In December 2022, Aysen Nikolayev publicly announced his plans to run for re-election. However due to incumbent Head's dwindling ratings and success of the opposition in several elections in the region Nikolayev was considered to be a potential candidate for retirement watch, among his potential replacements were mentioned Yakutsk mayor Yevgeny Grigoryev and Prime Minister of the Sakha Republic Andrey Tarasenko.

==Candidates==
In the Sakha Republic candidates for Head can be nominated only by registered political parties. Candidate for Head of the Sakha Republic should be a Russian citizen and at least 30 years old. Candidates for Head should not have a foreign citizenship or residence permit.
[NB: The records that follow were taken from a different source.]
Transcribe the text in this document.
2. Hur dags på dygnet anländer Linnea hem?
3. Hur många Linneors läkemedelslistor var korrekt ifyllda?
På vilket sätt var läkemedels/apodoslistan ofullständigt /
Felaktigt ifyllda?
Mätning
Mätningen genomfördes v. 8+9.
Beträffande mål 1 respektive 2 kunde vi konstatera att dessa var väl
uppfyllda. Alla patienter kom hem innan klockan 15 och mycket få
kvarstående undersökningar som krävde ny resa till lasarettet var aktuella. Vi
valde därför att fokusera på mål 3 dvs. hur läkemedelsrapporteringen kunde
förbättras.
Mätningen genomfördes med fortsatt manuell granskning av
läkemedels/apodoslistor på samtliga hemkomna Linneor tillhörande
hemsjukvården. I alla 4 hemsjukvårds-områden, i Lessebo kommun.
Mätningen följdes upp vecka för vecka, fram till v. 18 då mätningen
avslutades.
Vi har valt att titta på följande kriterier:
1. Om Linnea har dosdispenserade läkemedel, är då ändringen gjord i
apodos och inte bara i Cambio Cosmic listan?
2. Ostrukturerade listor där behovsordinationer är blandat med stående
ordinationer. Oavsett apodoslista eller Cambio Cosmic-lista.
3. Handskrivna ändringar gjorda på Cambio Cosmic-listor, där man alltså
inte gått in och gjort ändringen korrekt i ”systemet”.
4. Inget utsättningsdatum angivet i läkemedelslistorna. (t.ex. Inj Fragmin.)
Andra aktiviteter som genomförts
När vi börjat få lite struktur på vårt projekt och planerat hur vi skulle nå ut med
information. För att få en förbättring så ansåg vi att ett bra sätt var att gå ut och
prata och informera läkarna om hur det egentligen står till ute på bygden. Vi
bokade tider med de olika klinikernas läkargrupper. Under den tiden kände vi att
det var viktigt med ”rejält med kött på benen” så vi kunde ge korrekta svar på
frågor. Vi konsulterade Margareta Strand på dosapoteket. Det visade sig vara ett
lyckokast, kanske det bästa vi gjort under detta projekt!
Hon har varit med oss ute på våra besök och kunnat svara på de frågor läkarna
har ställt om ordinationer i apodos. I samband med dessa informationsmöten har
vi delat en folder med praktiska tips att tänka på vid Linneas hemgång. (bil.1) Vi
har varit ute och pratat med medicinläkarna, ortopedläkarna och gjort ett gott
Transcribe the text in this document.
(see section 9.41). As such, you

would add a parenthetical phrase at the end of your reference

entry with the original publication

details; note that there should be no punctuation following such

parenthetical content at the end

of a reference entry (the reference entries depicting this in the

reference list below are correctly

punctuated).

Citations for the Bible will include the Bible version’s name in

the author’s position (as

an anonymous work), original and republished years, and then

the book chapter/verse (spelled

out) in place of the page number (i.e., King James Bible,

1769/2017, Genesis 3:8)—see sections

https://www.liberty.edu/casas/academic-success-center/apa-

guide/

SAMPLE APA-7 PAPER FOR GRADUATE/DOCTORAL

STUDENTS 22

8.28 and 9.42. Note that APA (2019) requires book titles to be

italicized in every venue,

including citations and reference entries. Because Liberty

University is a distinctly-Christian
Each candidate in order to be registered is required to collect at least 5% of signatures of members and heads of municipalities (257 signatures). Also head candidates present 3 candidacies to the Federation Council and election winner later appoints one of the presented candidates.

===Registered===
- Igor Borisov (Communists of Russia), Zhatay shipyard worker
- Viktor Gubarev (CPRF), Deputy Chairman of the State Assembly of the Sakha Republic (2013–present), Member of State Assembly (2008–present), 2014 and 2018 head candidate
- Aysen Nikolayev (United Russia), incumbent Head of the Sakha Republic (2018–present)
- Gavril Parakhin (LDPR), aide to State Duma member Valery Seleznev, former Member of State Duma (2021), 2014 and 2018 head candidate

===Did not file===
- Oleg Maklashov (Rodina), businessman, 2015 Amur Oblast gubernatorial candidate
- Yury Pshennikov (Civic Platform), pensioner
- Vladimir Timofeyev (RPPSS), Member of Vilyuysky District Council of Deputies (2013–present), psychiatrist
- Aleksandr Vakar (The Greens), funeral home director

===Declined===
- Valery Alekseyev (SR–ZP), economist, manager
- Petr Ammosov (CPRF), Member of State Duma (2021–present)
- Sardana Avksentyeva (New People), Member of State Duma (2021–present), former mayor of Yakutsk (2018–2021) (running for State Assembly)
- Ernst Beryozkin, former Member of State Assembly of the Sakha Republic (2004–2013), 2014 and 2018 Civic Platform head candidate
- Vladimir Fyodorov, former Member of State Assembly of the Sakha Republic (2002–2018) (switched to United Russia, running for State Assembly)
- Vasily Nikolayev (New People), entrepreneur
- Fedot Tumusov (SR–ZP), Member of State Duma (2007–present), 2001 presidential runoff candidate

===Candidates for Federation Council===
- Aysen Nikolayev (United Russia):
  - Olga Balabkina, Deputy Chairwoman of the Government of the Sakha Republic (2018–present)
  - Yegor Borisov, incumbent Senator from Sakha Republic (2018–present)
  - Aleksey Dyachkovsky, deputy general director of Alrosa

==Results==

Summary of the 8–10 September 2023 Sakha head election results
| Candidate |  | Party | Votes | % |
|---|---|---|---|---|
|  | Aysen Nikolayev (incumbent) | United Russia | 238,432 | 75.77 |
|  | Viktor Gubarev | Communist Party | 32,750 | 10.41 |
|  | Gavril Parakhin | Liberal Democratic Party | 17,914 | 5.69 |
|  | Igor Borisov | Communists of Russia | 16,378 | 5.20 |
| Valid votes |  |  | 305,474 | 97.08 |
| Blank ballots |  |  | 9,189 | 2.92 |
| Total |  |  | 314,663 | 100.00 |
| Turnout |  |  | 314,663 | 48.37 |
| Registered voters |  |  | 650,535 | 100.00 |
| Source: |  |  |  |  |

Head Nikolayev re-appointed incumbent senator Yegor Borisov (United Russia) to the Federation Council.